Eight years later, Liana Kanelli became world famous when she was physically assaulted in a live panel debate in Greece’s most influential morning news show by the press officer of Golden Dawn, the nazi member of parliament Ilias Kasidiaris. The subsequent comments hailed as follows: “That’s what happens when women provoke men.”
Violence against women grows in pace with the budget cuts. Perhaps Ilias Kasidiaris’ “fighting power” inspired some of his supporters. A couple of months ago, a right-wing extremist pounded his 23-year old girlfriend Fei’s face into his car engine until she died. He had earlier been convicted for physical assault and battery of a left-wing politician.
Less obvious than the misogyny of the nazis is the camouflaged misogyny of the crisis managers. Claiming the crisis as an excuse, men in dark suits use their calculators to make life an obstacle course for half the european population. And this is not happening in the desert wastelands of the taliban, nor in the madrasas of the mullahs, but under the leadership of one of the most powerful women in history. This is happening when Europe’s fate rests in the hands of a woman.
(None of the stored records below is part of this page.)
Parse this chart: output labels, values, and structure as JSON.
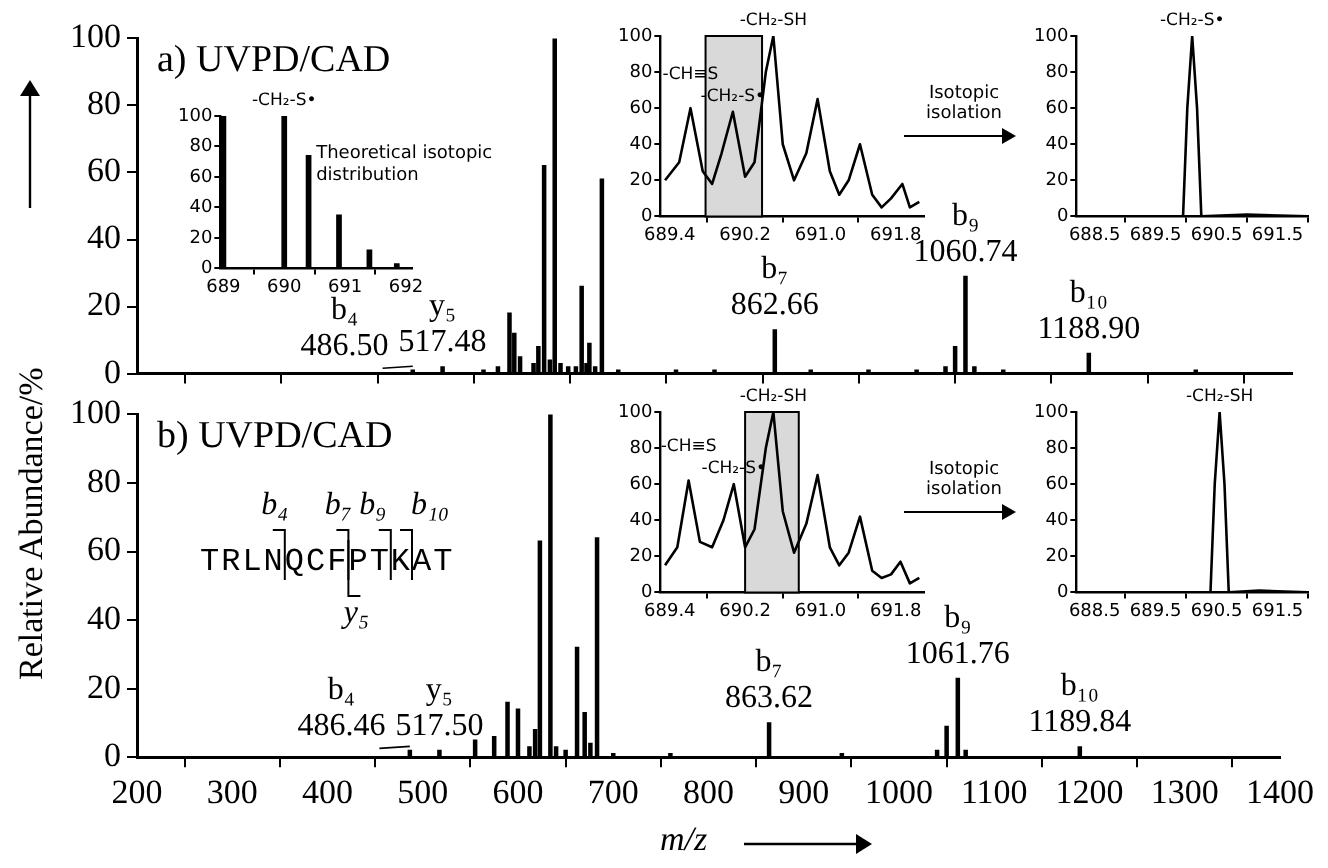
{
  "chart_data": [
    {
      "type": "bar",
      "title": "a) UVPD/CAD",
      "ylabel": "Relative Abundance/%",
      "color": "#000000",
      "x": [
        486.5,
        517.48,
        560,
        575,
        587,
        592,
        598,
        612,
        617,
        623,
        629,
        634,
        640,
        648,
        656,
        662,
        667,
        670,
        676,
        683,
        700,
        760,
        800,
        862.66,
        900,
        960,
        1010,
        1040,
        1050,
        1060.74,
        1070,
        1100,
        1188.9,
        1300
      ],
      "values": [
        1,
        2,
        1,
        2,
        18,
        12,
        5,
        3,
        8,
        62,
        4,
        100,
        3,
        2,
        2,
        26,
        3,
        9,
        2,
        58,
        1,
        1,
        1,
        13,
        1,
        1,
        1,
        2,
        8,
        29,
        2,
        1,
        6,
        1
      ],
      "xlim": [
        200,
        1400
      ],
      "ylim": [
        0,
        100
      ],
      "xticks": [
        200,
        300,
        400,
        500,
        600,
        700,
        800,
        900,
        1000,
        1100,
        1200,
        1300,
        1400
      ],
      "yticks": [
        0,
        20,
        40,
        60,
        80,
        100
      ],
      "tick_labels": "y",
      "legend": false,
      "grid": false,
      "annotations": [
        {
          "text": "b₄",
          "x": 486.5,
          "y": 1
        },
        {
          "text": "486.50",
          "x": 486.5,
          "y": 1
        },
        {
          "text": "y₅",
          "x": 517.48,
          "y": 2
        },
        {
          "text": "517.48",
          "x": 517.48,
          "y": 2
        },
        {
          "text": "b₇",
          "x": 862.66,
          "y": 13
        },
        {
          "text": "862.66",
          "x": 862.66,
          "y": 13
        },
        {
          "text": "b₉",
          "x": 1060.74,
          "y": 29
        },
        {
          "text": "1060.74",
          "x": 1060.74,
          "y": 29
        },
        {
          "text": "b₁₀",
          "x": 1188.9,
          "y": 6
        },
        {
          "text": "1188.90",
          "x": 1188.9,
          "y": 6
        }
      ]
    },
    {
      "type": "bar",
      "title": "b) UVPD/CAD",
      "xlabel": "m/z",
      "color": "#000000",
      "x": [
        486.46,
        517.5,
        555,
        575,
        589,
        600,
        612,
        618,
        623,
        634,
        640,
        650,
        662,
        670,
        676,
        683,
        700,
        760,
        863.62,
        940,
        1040,
        1050,
        1061.76,
        1070,
        1189.84
      ],
      "values": [
        2,
        2,
        5,
        6,
        16,
        14,
        3,
        8,
        63,
        100,
        3,
        2,
        32,
        13,
        4,
        64,
        1,
        1,
        10,
        1,
        2,
        9,
        23,
        2,
        3
      ],
      "xlim": [
        200,
        1400
      ],
      "ylim": [
        0,
        100
      ],
      "xticks": [
        200,
        300,
        400,
        500,
        600,
        700,
        800,
        900,
        1000,
        1100,
        1200,
        1300,
        1400
      ],
      "yticks": [
        0,
        20,
        40,
        60,
        80,
        100
      ],
      "legend": false,
      "grid": false,
      "annotations": [
        "TRLNQCFPTKAT",
        "b₄",
        "b₇",
        "b₉",
        "b₁₀",
        "y₅",
        {
          "text": "b₄",
          "x": 486.46,
          "y": 2
        },
        {
          "text": "486.46",
          "x": 486.46,
          "y": 2
        },
        {
          "text": "y₅",
          "x": 517.5,
          "y": 2
        },
        {
          "text": "517.50",
          "x": 517.5,
          "y": 2
        },
        {
          "text": "b₇",
          "x": 863.62,
          "y": 10
        },
        {
          "text": "863.62",
          "x": 863.62,
          "y": 10
        },
        {
          "text": "b₉",
          "x": 1061.76,
          "y": 23
        },
        {
          "text": "1061.76",
          "x": 1061.76,
          "y": 23
        },
        {
          "text": "b₁₀",
          "x": 1189.84,
          "y": 3
        },
        {
          "text": "1189.84",
          "x": 1189.84,
          "y": 3
        }
      ]
    },
    {
      "type": "bar",
      "color": "#000000",
      "x": [
        689.0,
        690.0,
        690.4,
        690.9,
        691.4,
        691.85
      ],
      "values": [
        100,
        100,
        74,
        35,
        12,
        3
      ],
      "xlim": [
        688.95,
        692.1
      ],
      "ylim": [
        0,
        100
      ],
      "xticks": [
        689,
        690,
        691,
        692
      ],
      "yticks": [
        0,
        20,
        40,
        60,
        80,
        100
      ],
      "legend": false,
      "grid": false,
      "annotations": [
        "Theoretical isotopic distribution",
        {
          "text": "-CH₂-S•",
          "x": 690.0,
          "y": 100
        }
      ]
    },
    {
      "type": "line",
      "color": "#000000",
      "marker": "none",
      "x": [
        689.35,
        689.5,
        689.62,
        689.75,
        689.85,
        689.95,
        690.07,
        690.2,
        690.3,
        690.42,
        690.5,
        690.6,
        690.72,
        690.85,
        690.97,
        691.1,
        691.2,
        691.3,
        691.42,
        691.55,
        691.65,
        691.75,
        691.87,
        691.95,
        692.05
      ],
      "values": [
        20,
        30,
        60,
        25,
        18,
        35,
        58,
        22,
        30,
        80,
        100,
        40,
        20,
        35,
        65,
        25,
        12,
        20,
        40,
        12,
        5,
        10,
        18,
        5,
        8
      ],
      "xlim": [
        689.3,
        692.1
      ],
      "ylim": [
        0,
        100
      ],
      "xticks": [
        689.4,
        690.2,
        {
          "value": 691,
          "label": "691.0"
        },
        691.8
      ],
      "yticks": [
        0,
        20,
        40,
        60,
        80,
        100
      ],
      "legend": false,
      "grid": false,
      "bands": [
        {
          "axis": "x",
          "from": 689.78,
          "to": 690.38,
          "color": "#d9d9d9"
        }
      ],
      "annotations": [
        {
          "text": "-CH≡S",
          "x": 689.62,
          "y": 60
        },
        {
          "text": "-CH₂-S•",
          "x": 690.07,
          "y": 58
        },
        {
          "text": "-CH₂-SH",
          "x": 690.5,
          "y": 100
        }
      ]
    },
    {
      "type": "line",
      "color": "#000000",
      "marker": "none",
      "x": [
        688.2,
        689.5,
        689.95,
        690.02,
        690.1,
        690.18,
        690.25,
        691.0,
        692.0
      ],
      "values": [
        0,
        0,
        0,
        60,
        100,
        60,
        0,
        1,
        0
      ],
      "xlim": [
        688.2,
        692.0
      ],
      "ylim": [
        0,
        100
      ],
      "xticks": [
        688.5,
        689.5,
        690.5,
        691.5
      ],
      "yticks": [
        0,
        20,
        40,
        60,
        80,
        100
      ],
      "legend": false,
      "grid": false,
      "annotations": [
        "Isotopic isolation",
        {
          "text": "-CH₂-S•",
          "x": 690.1,
          "y": 100
        }
      ]
    },
    {
      "type": "line",
      "color": "#000000",
      "marker": "none",
      "x": [
        689.35,
        689.48,
        689.6,
        689.72,
        689.85,
        689.97,
        690.08,
        690.2,
        690.3,
        690.42,
        690.5,
        690.6,
        690.72,
        690.85,
        690.97,
        691.1,
        691.2,
        691.3,
        691.42,
        691.55,
        691.65,
        691.75,
        691.85,
        691.95,
        692.05
      ],
      "values": [
        15,
        25,
        62,
        28,
        25,
        40,
        60,
        25,
        35,
        80,
        100,
        45,
        22,
        38,
        65,
        25,
        15,
        22,
        42,
        12,
        8,
        10,
        17,
        5,
        8
      ],
      "xlim": [
        689.3,
        692.1
      ],
      "ylim": [
        0,
        100
      ],
      "xticks": [
        689.4,
        690.2,
        {
          "value": 691,
          "label": "691.0"
        },
        691.8
      ],
      "yticks": [
        0,
        20,
        40,
        60,
        80,
        100
      ],
      "legend": false,
      "grid": false,
      "bands": [
        {
          "axis": "x",
          "from": 690.2,
          "to": 690.77,
          "color": "#d9d9d9"
        }
      ],
      "annotations": [
        {
          "text": "-CH≡S",
          "x": 689.6,
          "y": 62
        },
        {
          "text": "-CH₂-S•",
          "x": 690.08,
          "y": 60
        },
        {
          "text": "-CH₂-SH",
          "x": 690.5,
          "y": 100
        }
      ]
    },
    {
      "type": "line",
      "color": "#000000",
      "marker": "none",
      "x": [
        688.2,
        689.5,
        690.4,
        690.47,
        690.55,
        690.63,
        690.7,
        691.2,
        692.0
      ],
      "values": [
        0,
        0,
        0,
        60,
        100,
        60,
        0,
        1,
        0
      ],
      "xlim": [
        688.2,
        692.0
      ],
      "ylim": [
        0,
        100
      ],
      "xticks": [
        688.5,
        689.5,
        690.5,
        691.5
      ],
      "yticks": [
        0,
        20,
        40,
        60,
        80,
        100
      ],
      "legend": false,
      "grid": false,
      "annotations": [
        "Isotopic isolation",
        {
          "text": "-CH₂-SH",
          "x": 690.55,
          "y": 100
        }
      ]
    }
  ]
}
Federal chancellor Angela Merkel is often called Mama Merkel, yet it is hard to find any trace of motherliness in her patriarchal politics. And although biological determinists stubbornly persist in portraying women as more heart than head, more empathy than greediness, their theses fall flat to the ground when it comes to Merkel. Perhaps a female politician isn’t a guarantee for gender equality? Despite EU ambitions, women’s employment has decreased in 22 member countries. On average, 70% of women in the EU are employed by the public sector. That’s where the budgets are being cut.
But Angela Merkel is not the sole female captain steering the debt-ship into the abyss. She is accompanied by a French sister, the ex-minister of finance Christina Lagarde, who became managing director of the IMF when she replaced alleged rapist Dominique Strauss-Kahn. And no matter how much the IMF apologizes for the mistakes they’ve committed in the case of Greece, it is not enough to right the setbacks suffered by Greek women.
The euro crisis is no longer just about the grazed Greek, the suffering Spanish and the ill-fated Italian women who started the organisation “The Widows of Crisis” after the suicide epidemic that claimed their husband’s lives and left them to their fate. What we see happening now will have consequences for our daughters and for our daughter’s daughters.